When we think of fraud, we tend to think of it simplistically: a situation where a nefarious player bilks you out of money under false pretenses. While monetary losses are a major impact of fraud, a singular focus on loss neglects many of its other negative impacts.
Fraud bears many far-reaching consequences that can jeopardize all areas of a business. To effectively mitigate these consequences, we first must fully understand them.
Successful fraud-prevention strategies require a holistic approach targeting not only loss, but also customer experience and operational impacts.
The good news is that fraud is already top-of-mind. For merchants, fraud reduction is one of their most significant concerns with regards to both commerce and payments. Driven by the fear of financial loss, 29% of merchants have already purchased fraud management technology for their businesses.
Customer Experience Impact
Fraud – and more specifically, fraud prevention measures – can greatly impact customer experience. Overly aggressive fraud-prevention measures can cause friction for legitimate customers, impeding their path to purchase and resulting in cart abandonment.
Similarly, fraud controls that are too strict can result in false-positive transaction declines. Erring on the side of overly lax measures can be equally detrimental. Finding the right balance is a perennial challenge for online merchants, with less than one in four stating that their approach to fraud effectively balances prevention with customer experience.
Merchants failing to adequately protect their customers can face difficultly in establishing trust. 51% of respondents in a 451 Alliance study indicated ‘trust in the merchant’s reputation’ influences their decision to save their payment information with an online merchant.
‘Avoiding organizations or services I don’t trust’ was the top answer choice amongst respondents. This tells us that not only will a consumer avoid saving their payment information with a merchant if they deem that organization or service vendor untrustworthy, the consumer will also avoid the organization or service vendor altogether.
Preventing and remedying fraud is extensive and costly. At the top of the list are the costs associated with antifraud technology. Traditionally, organizations have taken a piecemeal approach, layering independent fraud-prevention tools and systems on top of one other. The result is a disjointed fraud stack, often characterized by redundancies and cost inefficiencies.

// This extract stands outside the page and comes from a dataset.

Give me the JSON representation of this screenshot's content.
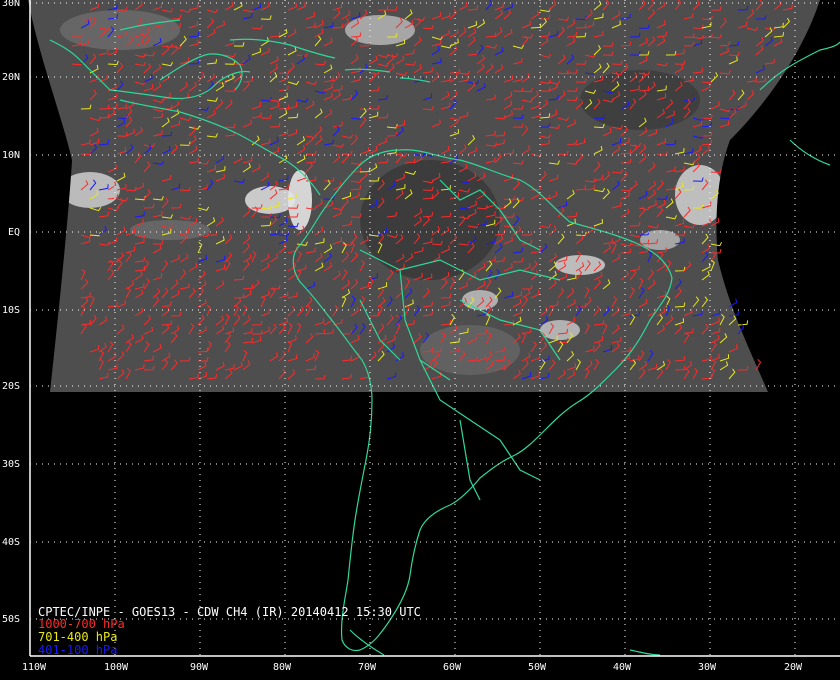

On top of that, compliance requirements present an additional operational burden. The Strong Customer Authentication (SCA) regulations necessitated by the revised payment services directive (PSD2) in Europe, for instance, have resulted in a complete upheaval of the checkout flow for most online merchants.
Merchants have historically employed sizeable teams of risk analysts to write and adjust fraud rules and investigate chargebacks. Fraud platforms rooted in AI and machine learning, along with chargeback automation offerings, can help alleviate headcount requirements or allow staff to be reallocated toward more strategic initiatives.
As you can see, while the monetary losses associated with fraud are hugely detrimental to affected businesses, they’re only part of the story. When grappling with the ever-present challenge of fraud prevention, it’s important to keep the myriad of other challenges at top-of-mind, as well.